Friday, June 29, 2012

Decisions, Decisions

Judgments don’t come easily for us Hamlets of the world, at least in human relations. I often suffer from excess empathy in my bloodstream. I seem to walk, too readily, in others' shoes even if they pinch or flop.

I could lose my place in line at Baskin-Robins equivocating over whether I want one scoop of pumpkin ice cream on a waffle cone or two scoops of Rum Raisin in a cup. It took me over three years to leave Part One of my life and enter into Part Two, needlessly vacillating. I would have had trouble being on a jury with Joni Mitchell’s, looking at life from both sides now, running through my head…

…which may be why I feel so decisive about issues once or twice removed. There’s no waffling over matters of policy or candidates. I have no patience with the undecided whose grasp of geo-politics is feeble and fickle.

John Roberts sided with the majority of the Supreme Court in a historic decision which restores my faith in the institution. They reasoned well, threaded the needle, finessed it, ceded a little bit of ground but landed on their collective feet. As a result Roberts may lose his entre into the good old boy’s club and not get invited to many dinner parties with Scalia, Thomas, etc…

He chose not to betray his sworn testimony given at the Senate confirmation hearings at which time he vowed not to legislate from the bench as an activist judge. We’ll never know if he agonized, lost sleep and wrestled with his angels. His rationale was apolitical, based solely on whether the law was constitutional. He transcended his ideology. Kagan and Breyer also crossed over to the other side striking down a portion of the Medicaid provision. This was a memorable day for integrity and suggests a new template and possible path for both Conservatives and Liberals.

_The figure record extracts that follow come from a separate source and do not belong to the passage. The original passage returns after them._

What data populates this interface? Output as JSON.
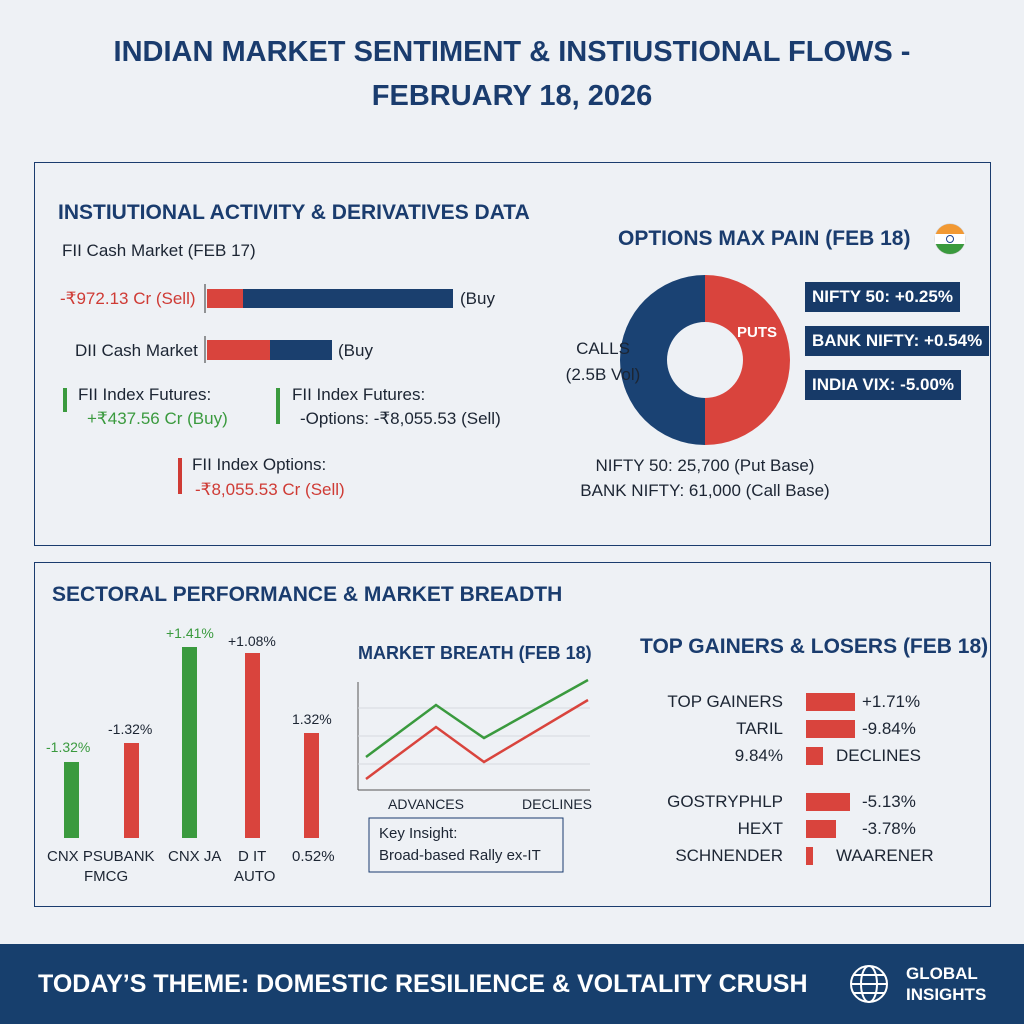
{
  "title": "INDIAN MARKET SENTIMENT & INSTIUSTIONAL FLOWS - FEBRUARY 18, 2026",
  "institutional": {
    "heading": "INSTIUTIONAL ACTIVITY & DERIVATIVES DATA",
    "fii_cash": {
      "label": "FII Cash Market (FEB 17)",
      "sell_label": "-₹972.13 Cr (Sell)",
      "buy_label": "(Buy"
    },
    "dii_cash": {
      "label": "DII Cash Market",
      "buy_label": "(Buy"
    },
    "fii_futures": {
      "title": "FII Index Futures:",
      "value": "+₹437.56 Cr (Buy)"
    },
    "fii_futures_options": {
      "title": "FII Index Futures:",
      "value": "-Options:  -₹8,055.53 (Sell)"
    },
    "fii_options": {
      "title": "FII Index Options:",
      "value": "-₹8,055.53 Cr (Sell)"
    }
  },
  "max_pain": {
    "heading": "OPTIONS MAX PAIN (FEB 18)",
    "calls": "CALLS",
    "calls_volume": "(2.5B Vol)",
    "puts": "PUTS",
    "badges": [
      "NIFTY 50:  +0.25%",
      "BANK NIFTY: +0.54%",
      "INDIA VIX:  -5.00%"
    ],
    "notes": [
      "NIFTY 50: 25,700 (Put Base)",
      "BANK NIFTY: 61,000 (Call Base)"
    ]
  },
  "sectoral": {
    "heading": "SECTORAL PERFORMANCE & MARKET BREADTH",
    "bar_labels": [
      "-1.32%",
      "-1.32%",
      "+1.41%",
      "+1.08%",
      "1.32%"
    ],
    "category_labels": [
      "CNX PSUBANK",
      "FMCG",
      "CNX JA",
      "D IT",
      "AUTO",
      "0.52%"
    ]
  },
  "market_breadth": {
    "heading": "MARKET BREATH (FEB 18)",
    "x_labels": [
      "ADVANCES",
      "DECLINES"
    ],
    "insight_title": "Key Insight:",
    "insight_text": "Broad-based Rally ex-IT"
  },
  "gainers_losers": {
    "heading": "TOP GAINERS & LOSERS (FEB 18)",
    "rows": [
      [
        "TOP GAINERS",
        "+1.71%"
      ],
      [
        "TARIL",
        "-9.84%"
      ],
      [
        "9.84%",
        "DECLINES"
      ],
      [
        "GOSTRYPHLP",
        "-5.13%"
      ],
      [
        "HEXT",
        "-3.78%"
      ],
      [
        "SCHNENDER",
        "WAARENER"
      ]
    ]
  },
  "footer": {
    "theme": "TODAY’S THEME: DOMESTIC RESILIENCE & VOLTALITY CRUSH",
    "brand": [
      "GLOBAL",
      "INSIGHTS"
    ]
  }
}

The Affordable Healthcare Act is, after all, a Republican plan, an alternative to Single Payer. Regrettably, its full implementation has been delayed until 2014. How ironic that all we have to look at is Romney’s plan in Massachusetts with 98% participation.

That voice of conciliation from the right has been muffled, if not muzzled, for the past few years. It needs to be wakened and provided a model. The shrill sounds we’ve been subjected to about an over-reaching government are the mindless rhetoric of right-wing extremist money. With John Roberts’ decision, we finally have a Republican to quiet the noise.

I wonder if Roberts deliberates over a menu, giving full weight to the chicken club and egg salad sandwich. Both are constitutional but he’d have to decide which came first the chicken or the egg.